- Uptick in Competition: Due to the liquidity of the debt capital markets and the pursuit of higher yields, all lender groups including life companies, CMBS, banks, pension funds and debt funds are actively looking to place capital on retail product on a national basis at loan-to-value ratios of 65-85 percent. Grocery-anchored assets in primary markets continue to attract the most aggressive capital, however the availability of capital for all product types and locations still remain aggressive.
- Loans and Leasing: Non-recourse construction loans are available for significantly pre-leased retail developments (1.0x coverage or better). In addition, there is a significant amount of liquidity for redevelopment opportunities on well-located existing assets that have been mismanaged or need capital upgrades to attract national tenants.
- Institutional Activity Increase: Institutional investors are still under-weighted in retail and are most actively pursuing trophy assets in major markets and grocery-anchored strip centers. Expect an increase in acquisition financing, primarily funded by life companies and CMBS as they will continue to have a heavy appetite to help balance out their allocations.
- The Oil Price Effect: While the economy seems to be in shock about the rapid decline in oil prices, until there is a noticeable decline in jobs on a national basis, lower oil prices are viewed as positive for the retail sector. The money saved on fuel costs is additional discretionary income people are spending on retail goods. Increased retail activity from consumers builds investor and lender confidence in the sector.

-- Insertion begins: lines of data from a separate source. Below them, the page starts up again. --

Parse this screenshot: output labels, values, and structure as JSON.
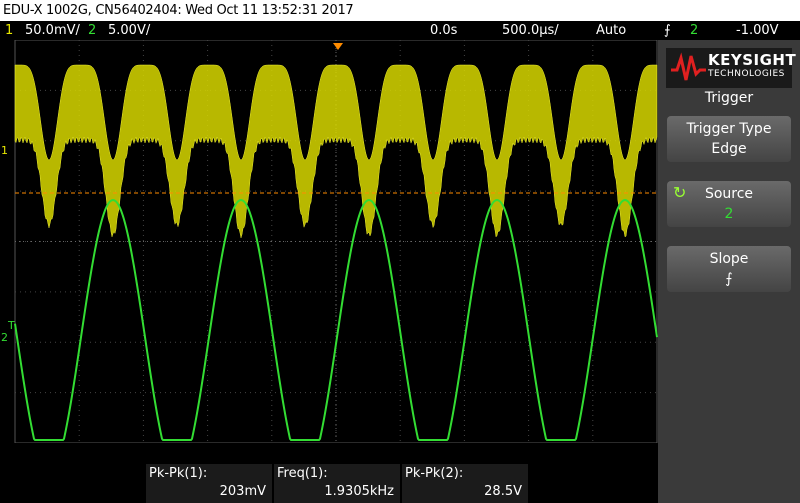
{
  "title_bar": "EDU-X 1002G, CN56402404: Wed Oct 11 13:52:31 2017",
  "status_bar": {
    "ch1_number": "1",
    "ch1_scale": "50.0mV/",
    "ch2_number": "2",
    "ch2_scale": "5.00V/",
    "time_delay": "0.0s",
    "time_scale": "500.0µs/",
    "trigger_mode": "Auto",
    "trigger_source": "2",
    "trigger_level": "-1.00V"
  },
  "markers": {
    "ch1": "1",
    "ch2": "2",
    "trigger": "T"
  },
  "panel": {
    "brand": "KEYSIGHT",
    "brand_sub": "TECHNOLOGIES",
    "menu_title": "Trigger",
    "buttons": [
      {
        "label": "Trigger Type",
        "value": "Edge"
      },
      {
        "label": "Source",
        "value": "2"
      },
      {
        "label": "Slope"
      }
    ]
  },
  "measurements": [
    {
      "label": "Pk-Pk(1):",
      "value": "203mV"
    },
    {
      "label": "Freq(1):",
      "value": "1.9305kHz"
    },
    {
      "label": "Pk-Pk(2):",
      "value": "28.5V"
    }
  ]
}
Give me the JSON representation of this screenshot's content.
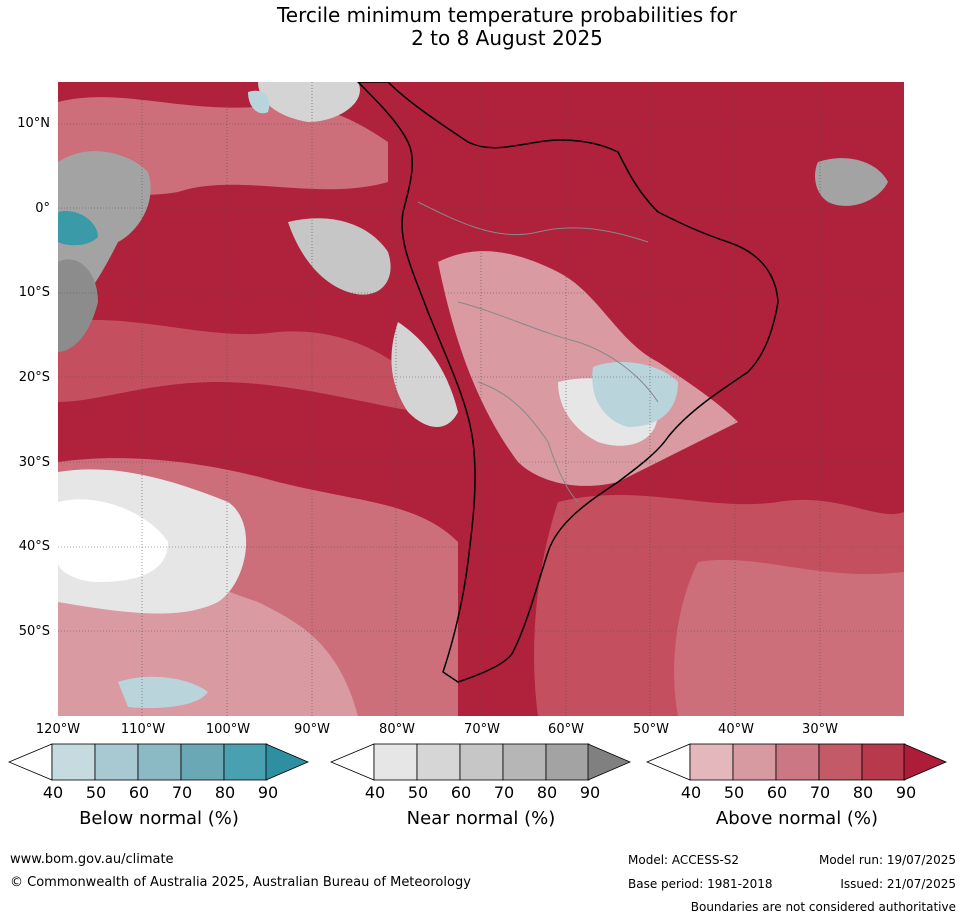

- Social Media and Sales: Two key factors play a significant role in driving consumers to brick and mortar locations: highly-differentiated products and social media. While there is plenty of competition for value-priced products, consumers are willing to pay a premium for unique products that are typically not available online, while social media provides retailers and retail owners with additional touch points to the consumer. For example, retailers tweet out coupons for consumers to download on their phone to bring into a store and retailer owners use social media to drive awareness and promote sales and their respective locations. The more often consumers visit retail locations, the greater need there is for debt to maintain physical assets.